At the March meeting, four out of 10 members voted for an upward review, showing the gradual return of the hawks. Other analysts described the voting pattern as showing the rate-fixing body is gradually moving away from the sideline.
Central banks across the globe started nomalising their monetary frameworks in the last quarter of last year as inflationary pressure proved it was not transitory as initially thought.
The Federal Reserve System has increased interest rates twice this year while the second adjustment was by 50 basis points, the first time it would happen in over two decades. Central banks in Europe, Asia and Africa have long joined the fray.
The Guardian reported recently that the MPC faced hard choices, as it battles the pressure of jumping on the bandwagon.
Cordros, in its report released yesterday, says a lot has changed in the global economy and that the recent events suggest the MPC will activate a “reactive function.”
“On the global scene, sustained inflationary pressures have prompted global central banks to march on with their hiking cycles. At the same time, the unabating war between Russia and Ukraine, combined with renewed lockdowns in China, have created cracks in the health of the global economy.

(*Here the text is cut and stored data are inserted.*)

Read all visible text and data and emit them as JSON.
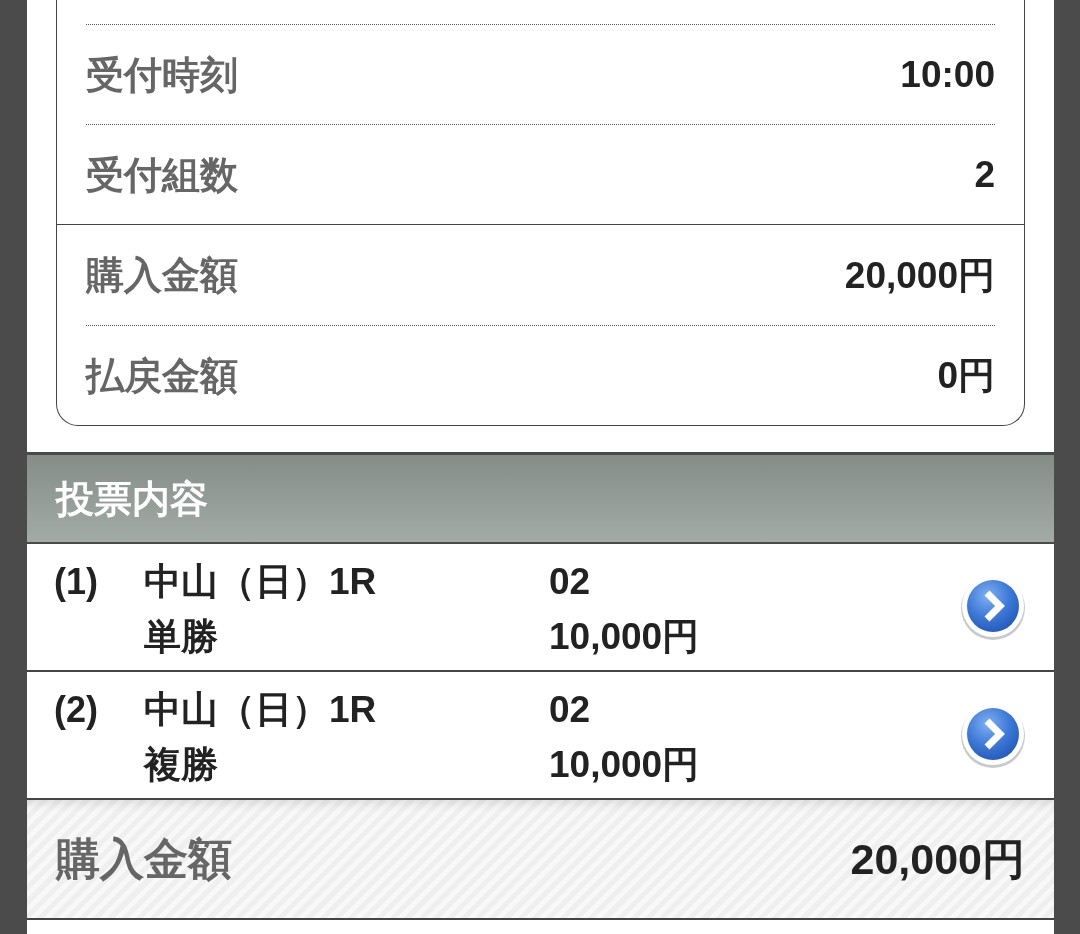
{
  "receipt_card": {
    "sections": [
      {
        "rows": [
          {
            "label": "受付時刻",
            "value": "10:00"
          },
          {
            "label": "受付組数",
            "value": "2"
          }
        ]
      },
      {
        "rows": [
          {
            "label": "購入金額",
            "value": "20,000円"
          },
          {
            "label": "払戻金額",
            "value": "0円"
          }
        ]
      }
    ]
  },
  "bet_section": {
    "title": "投票内容",
    "bets": [
      {
        "index": "(1)",
        "race": "中山（日）1R",
        "bet_type": "単勝",
        "selection": "02",
        "amount": "10,000円"
      },
      {
        "index": "(2)",
        "race": "中山（日）1R",
        "bet_type": "複勝",
        "selection": "02",
        "amount": "10,000円"
      }
    ]
  },
  "total": {
    "label": "購入金額",
    "value": "20,000円"
  }
}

It reports: “On the domestic front, the sharp increase in headline inflation to 16.82 per cent year-on-year (Y/Y) in April – the highest since August 2021 will be a cause for concern to committee members, particularly, as the trend will continue in the coming months due to the pass-through impact of elevated global energy prices.”
Hence, it envisages that the members will “take the pedal off the throttle in supporting economic recovery and switch to a hawkish monetary policy stance to anchor inflation expectations” to stabilise the external sector.
It, however, views that the committee could consider the implications of a rate hike on the domestic interest rate environment and be tempted to push back a rate hike until the July meeting.
“All in, we think the committee would retain the MPR at 11.5 per cent alongside other monetary policy parameters. However, we do not rule out the possibility of a 50bps hike in the MPR given the hawkish rendition among global central banks and the indirect impact of the Russia/Ukraine crisis on domestic inflationary pressures,” it concludes.